NOTE: When writing about God and Jesus, The Daily Jot means YHVH as God and Yeshua Ha Mashiach as Jesus--the actual original names and the true nature and character of them.
Thursday, August 31, 2017
Ever wonder why you have less money to spend? That it seems like every time you go to the grocery store, you get a whole lot less for a whole lot more? Part of the reason is inflation. The way the government accounts for inflation these days kind of fudges the numbers-food and gasoline don't count in the same figures anymore. Convenient right? But on the other side of the equation, it may seem like you're paying more for essentials because you don't have as much available cash to spend. According to this week's report by the Bureau of Labor and Statistics, you are paying more in taxes than you are for food. In fact, since 2013, you have seen an average increase of 41.13% in taxes.

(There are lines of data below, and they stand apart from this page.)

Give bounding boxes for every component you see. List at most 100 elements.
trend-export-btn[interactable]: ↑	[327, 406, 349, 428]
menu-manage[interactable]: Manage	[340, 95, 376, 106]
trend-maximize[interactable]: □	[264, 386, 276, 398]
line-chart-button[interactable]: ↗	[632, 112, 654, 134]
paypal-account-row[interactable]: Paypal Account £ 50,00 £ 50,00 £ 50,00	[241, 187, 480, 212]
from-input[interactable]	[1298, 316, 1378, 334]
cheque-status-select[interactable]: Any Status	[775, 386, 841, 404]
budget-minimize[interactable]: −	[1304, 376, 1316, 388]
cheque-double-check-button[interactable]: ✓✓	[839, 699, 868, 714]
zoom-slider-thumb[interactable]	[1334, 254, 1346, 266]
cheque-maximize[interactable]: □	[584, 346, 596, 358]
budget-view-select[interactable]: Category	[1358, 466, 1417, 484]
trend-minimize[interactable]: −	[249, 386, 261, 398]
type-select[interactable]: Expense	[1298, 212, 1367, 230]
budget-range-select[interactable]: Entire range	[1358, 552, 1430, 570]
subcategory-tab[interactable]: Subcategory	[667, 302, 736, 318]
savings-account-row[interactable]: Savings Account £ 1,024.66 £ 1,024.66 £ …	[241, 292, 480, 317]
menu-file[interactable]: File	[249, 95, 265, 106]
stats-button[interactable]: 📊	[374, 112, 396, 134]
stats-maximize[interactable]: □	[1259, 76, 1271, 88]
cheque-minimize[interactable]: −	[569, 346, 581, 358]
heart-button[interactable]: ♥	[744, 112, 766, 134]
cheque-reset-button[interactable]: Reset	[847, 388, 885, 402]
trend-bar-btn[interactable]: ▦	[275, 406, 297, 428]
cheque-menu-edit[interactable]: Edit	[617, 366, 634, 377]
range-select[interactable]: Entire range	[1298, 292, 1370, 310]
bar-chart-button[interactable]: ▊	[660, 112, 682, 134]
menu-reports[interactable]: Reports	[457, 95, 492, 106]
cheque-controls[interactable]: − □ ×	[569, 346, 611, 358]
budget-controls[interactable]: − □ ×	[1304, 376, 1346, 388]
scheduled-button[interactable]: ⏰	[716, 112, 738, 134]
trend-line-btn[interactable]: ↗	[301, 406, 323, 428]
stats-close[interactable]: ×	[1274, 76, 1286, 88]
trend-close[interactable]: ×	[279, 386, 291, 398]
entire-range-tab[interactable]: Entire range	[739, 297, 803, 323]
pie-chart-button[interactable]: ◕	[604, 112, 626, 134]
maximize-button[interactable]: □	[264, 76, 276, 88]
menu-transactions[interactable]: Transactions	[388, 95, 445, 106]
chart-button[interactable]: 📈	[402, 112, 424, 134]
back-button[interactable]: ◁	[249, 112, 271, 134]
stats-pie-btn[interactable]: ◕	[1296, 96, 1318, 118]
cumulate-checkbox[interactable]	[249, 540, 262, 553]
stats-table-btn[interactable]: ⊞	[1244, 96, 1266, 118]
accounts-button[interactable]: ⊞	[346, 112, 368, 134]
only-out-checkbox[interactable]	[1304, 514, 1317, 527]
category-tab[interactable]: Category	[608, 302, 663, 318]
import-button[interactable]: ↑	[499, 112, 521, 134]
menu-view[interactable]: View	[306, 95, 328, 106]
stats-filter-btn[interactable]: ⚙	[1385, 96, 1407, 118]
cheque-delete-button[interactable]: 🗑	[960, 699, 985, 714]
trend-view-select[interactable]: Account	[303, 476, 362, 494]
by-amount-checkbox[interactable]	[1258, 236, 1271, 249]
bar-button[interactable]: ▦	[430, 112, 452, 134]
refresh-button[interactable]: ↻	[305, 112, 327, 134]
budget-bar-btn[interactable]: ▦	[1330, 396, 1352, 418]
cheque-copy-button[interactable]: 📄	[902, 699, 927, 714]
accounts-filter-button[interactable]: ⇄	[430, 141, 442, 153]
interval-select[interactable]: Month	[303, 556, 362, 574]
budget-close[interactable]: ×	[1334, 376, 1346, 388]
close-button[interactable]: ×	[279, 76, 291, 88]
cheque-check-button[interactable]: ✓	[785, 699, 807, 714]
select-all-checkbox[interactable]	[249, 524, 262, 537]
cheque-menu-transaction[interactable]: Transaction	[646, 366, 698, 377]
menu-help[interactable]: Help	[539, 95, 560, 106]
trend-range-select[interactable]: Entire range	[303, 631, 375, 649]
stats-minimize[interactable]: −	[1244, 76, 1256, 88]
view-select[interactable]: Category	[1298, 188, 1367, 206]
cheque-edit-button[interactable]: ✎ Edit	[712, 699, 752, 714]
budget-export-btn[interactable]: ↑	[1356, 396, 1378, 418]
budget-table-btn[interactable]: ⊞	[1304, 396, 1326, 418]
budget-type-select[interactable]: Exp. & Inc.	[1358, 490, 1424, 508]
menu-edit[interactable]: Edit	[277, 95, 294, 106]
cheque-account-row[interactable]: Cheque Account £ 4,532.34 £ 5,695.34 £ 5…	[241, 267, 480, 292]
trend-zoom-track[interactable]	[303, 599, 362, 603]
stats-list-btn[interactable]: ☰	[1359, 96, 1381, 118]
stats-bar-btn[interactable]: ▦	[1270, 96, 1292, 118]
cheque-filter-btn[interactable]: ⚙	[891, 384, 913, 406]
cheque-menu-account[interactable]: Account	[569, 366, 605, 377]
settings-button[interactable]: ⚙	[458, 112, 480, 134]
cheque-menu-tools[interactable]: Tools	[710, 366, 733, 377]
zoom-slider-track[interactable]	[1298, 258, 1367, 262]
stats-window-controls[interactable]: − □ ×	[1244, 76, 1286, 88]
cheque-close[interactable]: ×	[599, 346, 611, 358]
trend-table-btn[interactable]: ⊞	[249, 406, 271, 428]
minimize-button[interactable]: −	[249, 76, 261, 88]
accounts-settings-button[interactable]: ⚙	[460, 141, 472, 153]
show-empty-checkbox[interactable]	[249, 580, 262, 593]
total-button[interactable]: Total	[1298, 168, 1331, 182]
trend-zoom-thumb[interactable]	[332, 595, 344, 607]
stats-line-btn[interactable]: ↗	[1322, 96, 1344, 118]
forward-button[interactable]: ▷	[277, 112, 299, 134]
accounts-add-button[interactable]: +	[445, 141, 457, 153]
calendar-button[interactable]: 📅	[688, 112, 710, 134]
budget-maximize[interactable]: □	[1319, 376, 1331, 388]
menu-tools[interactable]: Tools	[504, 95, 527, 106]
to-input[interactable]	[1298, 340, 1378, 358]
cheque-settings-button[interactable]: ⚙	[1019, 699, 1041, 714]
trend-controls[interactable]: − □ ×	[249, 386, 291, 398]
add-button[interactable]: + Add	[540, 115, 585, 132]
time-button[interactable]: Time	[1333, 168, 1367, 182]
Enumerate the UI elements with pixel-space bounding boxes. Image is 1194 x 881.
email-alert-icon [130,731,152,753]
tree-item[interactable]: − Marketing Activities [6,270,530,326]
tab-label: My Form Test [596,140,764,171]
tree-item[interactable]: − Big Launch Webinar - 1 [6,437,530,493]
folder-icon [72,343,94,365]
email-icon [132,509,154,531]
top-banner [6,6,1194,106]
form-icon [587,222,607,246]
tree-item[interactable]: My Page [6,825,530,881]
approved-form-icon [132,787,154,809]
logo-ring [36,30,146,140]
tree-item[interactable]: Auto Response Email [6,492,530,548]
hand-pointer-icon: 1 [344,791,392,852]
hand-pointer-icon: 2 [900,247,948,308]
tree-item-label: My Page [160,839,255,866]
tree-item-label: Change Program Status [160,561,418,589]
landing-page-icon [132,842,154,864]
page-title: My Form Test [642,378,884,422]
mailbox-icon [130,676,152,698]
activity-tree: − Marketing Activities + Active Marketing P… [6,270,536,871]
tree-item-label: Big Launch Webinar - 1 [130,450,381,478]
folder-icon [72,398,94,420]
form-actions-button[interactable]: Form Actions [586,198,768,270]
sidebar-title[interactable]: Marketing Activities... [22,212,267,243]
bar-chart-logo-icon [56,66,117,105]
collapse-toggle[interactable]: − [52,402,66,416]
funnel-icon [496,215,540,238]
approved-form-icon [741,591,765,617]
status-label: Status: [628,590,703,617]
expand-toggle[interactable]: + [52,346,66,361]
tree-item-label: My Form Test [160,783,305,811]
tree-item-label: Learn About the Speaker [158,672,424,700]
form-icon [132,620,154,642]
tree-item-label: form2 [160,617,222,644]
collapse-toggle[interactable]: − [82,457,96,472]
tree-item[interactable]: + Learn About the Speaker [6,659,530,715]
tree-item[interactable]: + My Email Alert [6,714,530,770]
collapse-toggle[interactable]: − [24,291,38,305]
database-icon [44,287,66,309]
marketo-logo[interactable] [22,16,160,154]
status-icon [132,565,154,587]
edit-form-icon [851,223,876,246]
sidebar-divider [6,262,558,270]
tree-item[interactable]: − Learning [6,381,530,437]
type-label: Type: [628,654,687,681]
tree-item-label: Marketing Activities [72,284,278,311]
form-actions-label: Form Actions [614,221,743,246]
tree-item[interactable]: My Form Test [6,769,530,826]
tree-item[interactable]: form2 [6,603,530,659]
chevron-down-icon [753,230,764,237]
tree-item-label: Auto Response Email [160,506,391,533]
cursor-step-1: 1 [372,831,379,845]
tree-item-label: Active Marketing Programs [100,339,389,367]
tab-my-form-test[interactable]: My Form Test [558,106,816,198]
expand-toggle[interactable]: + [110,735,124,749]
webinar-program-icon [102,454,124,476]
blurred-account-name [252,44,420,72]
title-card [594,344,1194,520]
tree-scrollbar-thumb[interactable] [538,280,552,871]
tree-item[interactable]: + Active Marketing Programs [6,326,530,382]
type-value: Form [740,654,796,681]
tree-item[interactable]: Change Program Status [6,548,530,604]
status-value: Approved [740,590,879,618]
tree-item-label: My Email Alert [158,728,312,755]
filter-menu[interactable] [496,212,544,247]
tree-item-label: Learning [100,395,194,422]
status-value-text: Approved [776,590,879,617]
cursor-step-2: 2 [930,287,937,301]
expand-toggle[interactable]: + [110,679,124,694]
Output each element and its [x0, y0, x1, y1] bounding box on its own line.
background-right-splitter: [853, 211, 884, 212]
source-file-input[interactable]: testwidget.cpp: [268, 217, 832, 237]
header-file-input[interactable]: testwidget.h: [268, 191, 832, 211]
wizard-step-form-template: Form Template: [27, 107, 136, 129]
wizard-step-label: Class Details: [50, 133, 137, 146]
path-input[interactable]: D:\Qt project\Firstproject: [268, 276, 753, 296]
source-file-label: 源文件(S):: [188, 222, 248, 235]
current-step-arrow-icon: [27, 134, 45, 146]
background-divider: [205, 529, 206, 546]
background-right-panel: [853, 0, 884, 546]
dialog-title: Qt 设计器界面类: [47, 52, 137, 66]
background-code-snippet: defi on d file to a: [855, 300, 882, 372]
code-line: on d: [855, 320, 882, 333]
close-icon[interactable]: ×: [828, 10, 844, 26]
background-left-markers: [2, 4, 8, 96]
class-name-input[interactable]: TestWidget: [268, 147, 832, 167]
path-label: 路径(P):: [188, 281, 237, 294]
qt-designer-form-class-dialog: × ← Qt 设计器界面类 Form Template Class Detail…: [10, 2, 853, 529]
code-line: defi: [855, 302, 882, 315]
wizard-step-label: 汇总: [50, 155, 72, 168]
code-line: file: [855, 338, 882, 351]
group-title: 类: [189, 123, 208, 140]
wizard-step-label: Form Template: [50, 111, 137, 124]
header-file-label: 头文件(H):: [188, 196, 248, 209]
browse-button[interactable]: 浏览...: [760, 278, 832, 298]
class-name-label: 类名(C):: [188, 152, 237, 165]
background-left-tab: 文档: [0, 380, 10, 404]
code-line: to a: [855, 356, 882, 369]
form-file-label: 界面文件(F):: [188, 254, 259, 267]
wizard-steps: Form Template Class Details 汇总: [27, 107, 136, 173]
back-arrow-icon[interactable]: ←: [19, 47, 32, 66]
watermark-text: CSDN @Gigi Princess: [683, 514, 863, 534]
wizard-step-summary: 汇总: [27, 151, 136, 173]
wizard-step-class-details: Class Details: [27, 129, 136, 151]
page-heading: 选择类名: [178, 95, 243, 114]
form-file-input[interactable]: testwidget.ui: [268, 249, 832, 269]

The report talks about spending in terms of "consumer units," which means families. The average American family's food expenditures increased by $601 from $6,602 in 2013 to $7,203 in 2016. Food expenditures were about 14% of the average American's income. The BLS's Average Annual Expenditures for American Consumer Units report indicates that the average American family paid $7,432 in taxes in 2013 compared with taxes of $10,489 in 2016, an increase of $3,057 or 41.13%. It is no wonder why most of us are feeling "pinched" because we are actually in a tax vice that is squeezing tighter each year. The government has become a leviathan that wields tremendous and absolute power over the people.
In March 1765, the British Parliament passed the Stamp Act, a tax to be levied on documents from legal papers to newspapers to playing cards, ranging from a penny to about a dollar depending on the number of pages. By November 1, 1765, the day the Stamp Act was to officially go into effect, PBS says: "there was not a single stamp commissioner left in the colonies to collect the tax." They were tarred and feathered and ran out of town. This unfair taxation of a penny-a penny--gave impetus to the American Revolution. The Founders believed that the government was not to intrude into people's lives beyond providing safety and security--the true meaning of providing for the general welfare--for the people.
There are certain Biblical principles being violated by such taxation. First and foremost, Exodus 20:3 says, " Thou shalt have no other gods before me." Government is not God. In America, we have a choice in how we are governed. We can vote. Government should never be allowed to stand with the life or death power of a god-either over our ability to have food or in our health care decisions. Exodus 20:17 says, "Thou shalt not covet thy neighbor's house, thou shalt not covet thy neighbor's wife, nor his manservant, nor his maidservant, nor his ox, nor his ass, nor any thing that is thy neighbor's." As well, Exodus 20:15 says, "Thou shalt not steal." A 41% increase in taxes over four years seems a lot like coveting and stealing to me.